Notably, at the beginning of this month, Ping An Securities also released research reports showing a bullish outlook for the company. It mentioned that the company's core product, Olverembatinib, has been included in the medical insurance system domestically, continuously expanding patient coverage, and a strategic collaboration with Takeda Pharmaceutical for the global layout of its products has been established. APG-2575 is expected to become the second BCL-2 inhibitor listed globally, with multiple pivotal phase 3 studies progressing smoothly. The company has submitted its listing application to the SEC in the USA, advancing towards the international stage. It is estimated that from 2024 to 2026, the company will achieve revenues of 0.96/0.41/2.93 billion yuan. Considering that the company has not yet entered the profitability stage, a DCF method is used to value the company, corresponding to a Market Cap of 20.7 billion HKD, and the initial coverage gives a 'recommendation' rating.

4. Conclusion

The year 2024 can be seen as a year in which the domestic innovative drug ecosystem enters a new stage, with a series of policy changes indicating that supporting innovation has become a consensus for the future high-quality development of the entire HEALTH CARE Industry.

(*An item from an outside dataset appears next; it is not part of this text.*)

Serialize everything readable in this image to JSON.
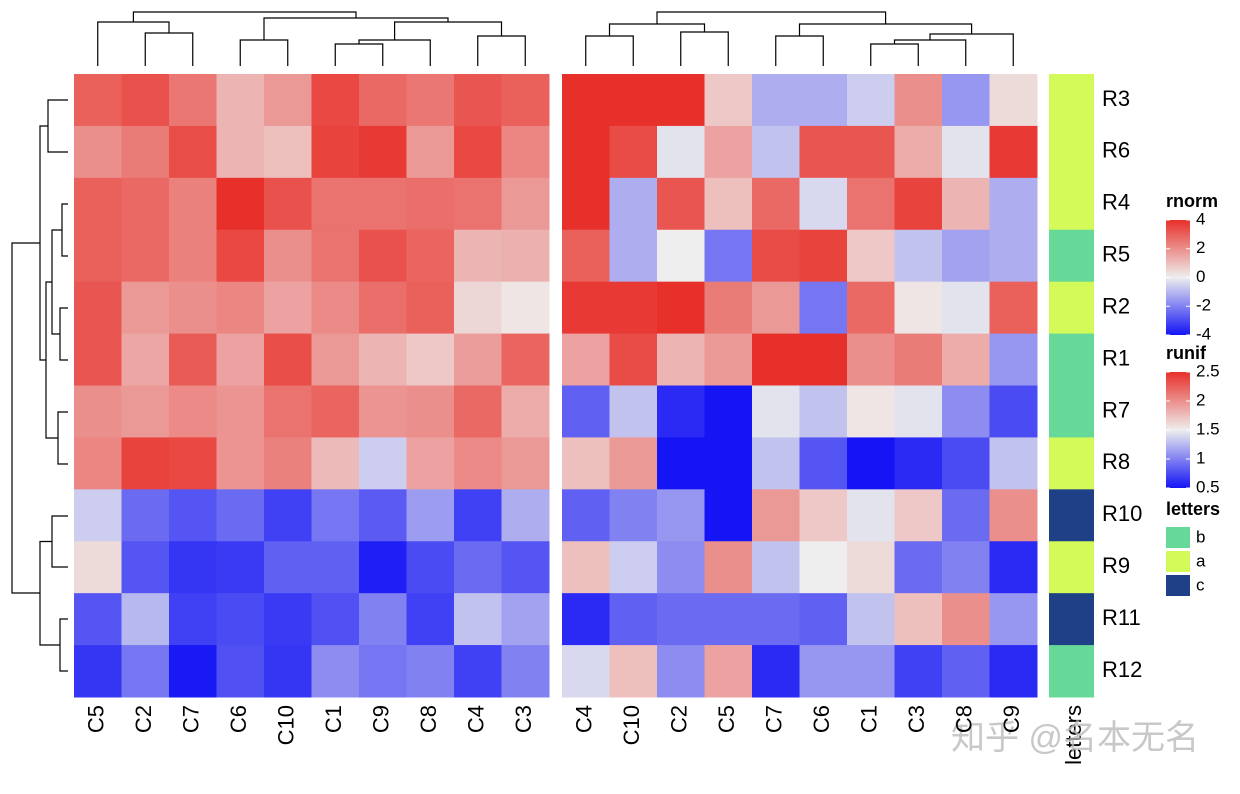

As a benchmark enterprise in the Industry that has always regarded innovation as a standard, Ascentage Pharma's uniqueness lies in its "technological obsession" while also emphasizing efficiency and stable Operation, which clearly has a stronger adaptability to capital in the current context where capital seeks certainty.

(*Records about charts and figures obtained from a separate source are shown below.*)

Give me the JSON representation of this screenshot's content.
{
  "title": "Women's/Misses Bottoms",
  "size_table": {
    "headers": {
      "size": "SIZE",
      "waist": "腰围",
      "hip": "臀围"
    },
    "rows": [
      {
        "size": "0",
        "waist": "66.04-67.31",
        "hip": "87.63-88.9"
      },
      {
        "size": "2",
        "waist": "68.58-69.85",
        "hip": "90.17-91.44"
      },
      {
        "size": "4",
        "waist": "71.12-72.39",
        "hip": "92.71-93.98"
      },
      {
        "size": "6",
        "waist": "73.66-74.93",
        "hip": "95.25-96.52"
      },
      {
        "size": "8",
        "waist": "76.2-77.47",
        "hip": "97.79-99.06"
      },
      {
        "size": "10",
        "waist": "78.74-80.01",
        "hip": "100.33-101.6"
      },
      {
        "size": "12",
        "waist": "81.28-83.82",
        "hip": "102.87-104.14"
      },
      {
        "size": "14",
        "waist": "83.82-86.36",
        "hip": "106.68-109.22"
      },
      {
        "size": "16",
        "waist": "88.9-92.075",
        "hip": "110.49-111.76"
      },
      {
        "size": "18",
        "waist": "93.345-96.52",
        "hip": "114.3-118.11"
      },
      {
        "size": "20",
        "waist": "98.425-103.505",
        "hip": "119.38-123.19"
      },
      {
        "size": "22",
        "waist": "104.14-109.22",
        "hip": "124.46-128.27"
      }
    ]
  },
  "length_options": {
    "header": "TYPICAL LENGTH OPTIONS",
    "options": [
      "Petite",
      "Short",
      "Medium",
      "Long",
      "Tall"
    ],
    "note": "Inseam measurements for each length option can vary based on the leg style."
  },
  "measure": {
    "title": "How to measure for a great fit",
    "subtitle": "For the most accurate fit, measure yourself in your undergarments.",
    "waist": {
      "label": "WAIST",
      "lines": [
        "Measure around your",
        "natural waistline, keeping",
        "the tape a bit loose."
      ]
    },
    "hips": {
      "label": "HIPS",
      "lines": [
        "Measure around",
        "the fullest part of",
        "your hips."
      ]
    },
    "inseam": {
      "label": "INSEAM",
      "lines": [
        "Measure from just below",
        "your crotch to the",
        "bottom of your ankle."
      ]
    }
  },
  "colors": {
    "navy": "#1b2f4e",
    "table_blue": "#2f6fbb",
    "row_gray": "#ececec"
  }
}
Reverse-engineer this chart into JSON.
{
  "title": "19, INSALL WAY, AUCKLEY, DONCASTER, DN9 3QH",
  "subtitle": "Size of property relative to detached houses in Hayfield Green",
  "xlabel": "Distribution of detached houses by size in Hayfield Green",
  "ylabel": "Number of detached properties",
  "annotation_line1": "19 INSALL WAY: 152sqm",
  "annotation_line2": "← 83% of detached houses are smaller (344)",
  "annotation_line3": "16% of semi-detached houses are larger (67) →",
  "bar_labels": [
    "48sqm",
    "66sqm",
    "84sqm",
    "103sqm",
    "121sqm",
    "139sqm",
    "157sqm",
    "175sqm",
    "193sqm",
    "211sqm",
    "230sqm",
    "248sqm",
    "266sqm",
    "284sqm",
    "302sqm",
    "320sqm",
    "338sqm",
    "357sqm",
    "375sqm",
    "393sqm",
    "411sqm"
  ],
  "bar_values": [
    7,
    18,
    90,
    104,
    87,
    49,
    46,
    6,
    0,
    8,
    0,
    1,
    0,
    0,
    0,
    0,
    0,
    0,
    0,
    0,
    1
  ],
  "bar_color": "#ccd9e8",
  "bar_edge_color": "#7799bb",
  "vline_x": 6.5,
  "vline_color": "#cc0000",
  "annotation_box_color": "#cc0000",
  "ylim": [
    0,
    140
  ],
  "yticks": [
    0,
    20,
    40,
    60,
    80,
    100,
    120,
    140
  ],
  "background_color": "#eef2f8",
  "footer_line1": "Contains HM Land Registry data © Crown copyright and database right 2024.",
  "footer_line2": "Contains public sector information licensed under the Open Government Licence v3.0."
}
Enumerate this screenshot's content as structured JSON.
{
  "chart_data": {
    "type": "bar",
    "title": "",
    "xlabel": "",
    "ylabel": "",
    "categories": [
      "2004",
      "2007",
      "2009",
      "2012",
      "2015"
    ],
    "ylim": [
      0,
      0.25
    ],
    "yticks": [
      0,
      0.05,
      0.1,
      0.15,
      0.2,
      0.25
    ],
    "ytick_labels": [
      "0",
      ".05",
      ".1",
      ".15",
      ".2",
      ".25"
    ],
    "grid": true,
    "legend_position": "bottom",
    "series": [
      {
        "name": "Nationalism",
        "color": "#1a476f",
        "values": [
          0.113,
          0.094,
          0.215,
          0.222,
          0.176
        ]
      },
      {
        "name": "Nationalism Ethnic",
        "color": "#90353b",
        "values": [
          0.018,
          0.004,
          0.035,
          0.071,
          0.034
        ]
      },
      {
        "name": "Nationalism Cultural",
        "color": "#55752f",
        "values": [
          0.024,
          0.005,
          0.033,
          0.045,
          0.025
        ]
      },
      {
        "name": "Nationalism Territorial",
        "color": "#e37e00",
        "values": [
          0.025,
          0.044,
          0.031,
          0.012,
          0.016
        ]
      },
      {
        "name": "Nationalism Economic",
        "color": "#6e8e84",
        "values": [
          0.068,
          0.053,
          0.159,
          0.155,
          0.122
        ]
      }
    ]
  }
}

From the beginning, the company has positioned itself on a "Global Innovation" route centered on patients, continuously building high competitive barriers, while its strong execution capability and resource synergy allow the company to quickly realize the commercial outcomes of heavyweight products and achieve a self-sustaining closed loop. In the subsequent development, the company has a series of blockbuster products accelerating their advancement, expected to provide ample momentum for the company's performance.

As the company's global layout gradually takes shape, its performance growth space is also continuously opening up. With the dual drive of favorable policies and market demand, Ascentage Pharma is expected to achieve a leap in value in the new stage of domestic innovative drug development and become an important participant in the global innovative drug field.